Dieses Abfallwirtschaftskonzept erfasst alle Daten, Verantwortlichkeiten und Gesetze rund um die Abfallentsorgung in der Gemeinde. Durch die Erfassung der Daten können Entscheidungen zu mehr Nachhaltigkeit bezüglich Recycling und Reduktion getroffen werden.
Insbesondere wird darin dokumentiert, welche Leistungen die Gemeinde für mehr Nachhaltigkeit in diesem Bereich erbringt bzw. was dazu in der Gemeinde passiert. Die Gemeinde setzt sich Ziele, was erreicht werden soll. Das NAWIG wird daher auch jährlich aktualisiert.

 

Gratkorn hat das NAWIG 2006 beschlossen. Als politisches Entscheidungsinstrument ist es aber 2009 in Vergessenheit geraten und wurde erst 2017 wieder aktualisiert.
Steht vorerst die Feststellung des Ist-Zustands im Vordergrund, so wurden doch etliche erfolgreiche Maßnahmen im Bereich der gemeindeeigenen Beschaffung dokumentiert und als weitere Richtlinie festgeschrieben. Weitere Maßnahmen sind die Reduktion der Einwegwindeln, Informationen über Abfallvermeidung und -trennung in der Gratkorn-Info und Informationsveranstaltungen in den Schulen. Dies soll weitergeführt werden. Dies soll weitergeführt werden und als neue Ziele kommen dazu, dass alle Vereine und Festveranstalter über das Projekt Mehrweg und „g'scheit feiern“ informiert werden, „Unkraut“ nur mechanisch oder mit „Flämmern“ entfernt wird und auf LED-Beleuchtung umgestellt wird. Die Gemeinde will auch mit guten Beispiel vorangehen.

 

Ein wichtiger Bestandteil des NAWIG ist die Öffentlichkeit und Vergleichbarkeit.

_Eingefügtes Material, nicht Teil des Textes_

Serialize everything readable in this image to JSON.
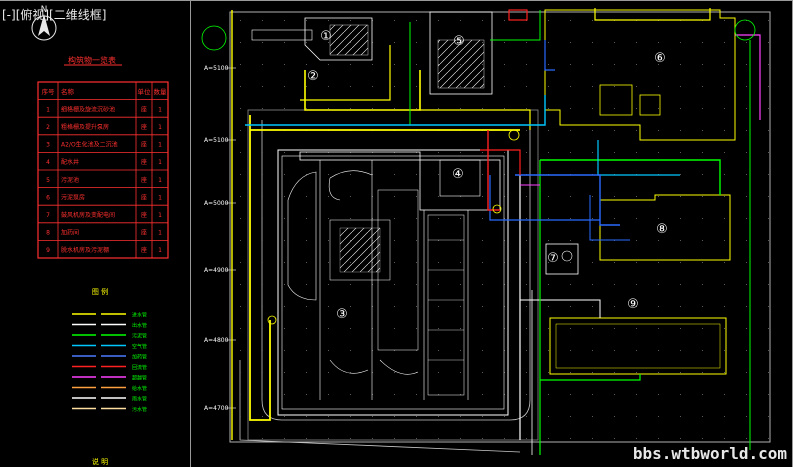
{
  "viewport": {
    "label": "[-][俯视][二维线框]"
  },
  "compass": {
    "symbol": "N"
  },
  "structure_table": {
    "title": "构筑物一览表",
    "headers": [
      "序号",
      "名称",
      "单位",
      "数量"
    ],
    "rows": [
      [
        "1",
        "细格栅及旋流沉砂池",
        "座",
        "1"
      ],
      [
        "2",
        "粗格栅及提升泵房",
        "座",
        "1"
      ],
      [
        "3",
        "A2/O生化池及二沉池",
        "座",
        "1"
      ],
      [
        "4",
        "配水井",
        "座",
        "1"
      ],
      [
        "5",
        "污泥池",
        "座",
        "1"
      ],
      [
        "6",
        "污泥泵房",
        "座",
        "1"
      ],
      [
        "7",
        "鼓风机房及变配电间",
        "座",
        "1"
      ],
      [
        "8",
        "加药间",
        "座",
        "1"
      ],
      [
        "9",
        "脱水机房及污泥棚",
        "座",
        "1"
      ]
    ]
  },
  "legend": {
    "title": "图    例",
    "items": [
      {
        "color": "#ffff00",
        "label": "进水管"
      },
      {
        "color": "#ffffff",
        "label": "出水管"
      },
      {
        "color": "#00ff00",
        "label": "污泥管"
      },
      {
        "color": "#00c8ff",
        "label": "空气管"
      },
      {
        "color": "#4a7bff",
        "label": "加药管"
      },
      {
        "color": "#ff2020",
        "label": "回流管"
      },
      {
        "color": "#ff40ff",
        "label": "超越管"
      },
      {
        "color": "#ffa040",
        "label": "给水管"
      },
      {
        "color": "#ffffff",
        "label": "雨水管"
      },
      {
        "color": "#ffe0a0",
        "label": "污水管"
      }
    ],
    "footer": "说    明"
  },
  "axis_labels": [
    "A=5100",
    "A=5100",
    "A=5000",
    "A=4900",
    "A=4800",
    "A=4700"
  ],
  "plan_numbers": [
    "①",
    "②",
    "③",
    "④",
    "⑤",
    "⑥",
    "⑦",
    "⑧",
    "⑨"
  ],
  "watermark": "bbs.wtbworld.com",
  "colors": {
    "background": "#000000",
    "yellow": "#ffff00",
    "white": "#ffffff",
    "green": "#00ff00",
    "cyan": "#00c8ff",
    "blue": "#2a6bff",
    "red": "#ff2020",
    "magenta": "#ff40ff",
    "gray": "#8c8c8c"
  }
}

Daher kann das NAWIG auch auf https://gratkorn.jimdo.com/umwelt/abfall/nawig/ nachgelesen werden.

 

 

 

Das NAWIG und die Erfüllung der Aufgabe der Gemeinde bezüglich Abfall, Recycling und Müllvermeidung funktionieren erst wirklich gut mit Beteiligung der Bevölkerung. Dieses Mitwirken kann sowohl die Gesamtkosten, aber auch die persönlichen Kosten oder auch Kosten eines Mehrparteienhauses senken.

 

Abfallvermeidung, Wiederverwendung, Mülltrennung sind unser aller Aufgaben. Einer allein kann schon viel bewirken, gemeinsam wird es effektiver und von der Gemeinde unterstützt noch besser.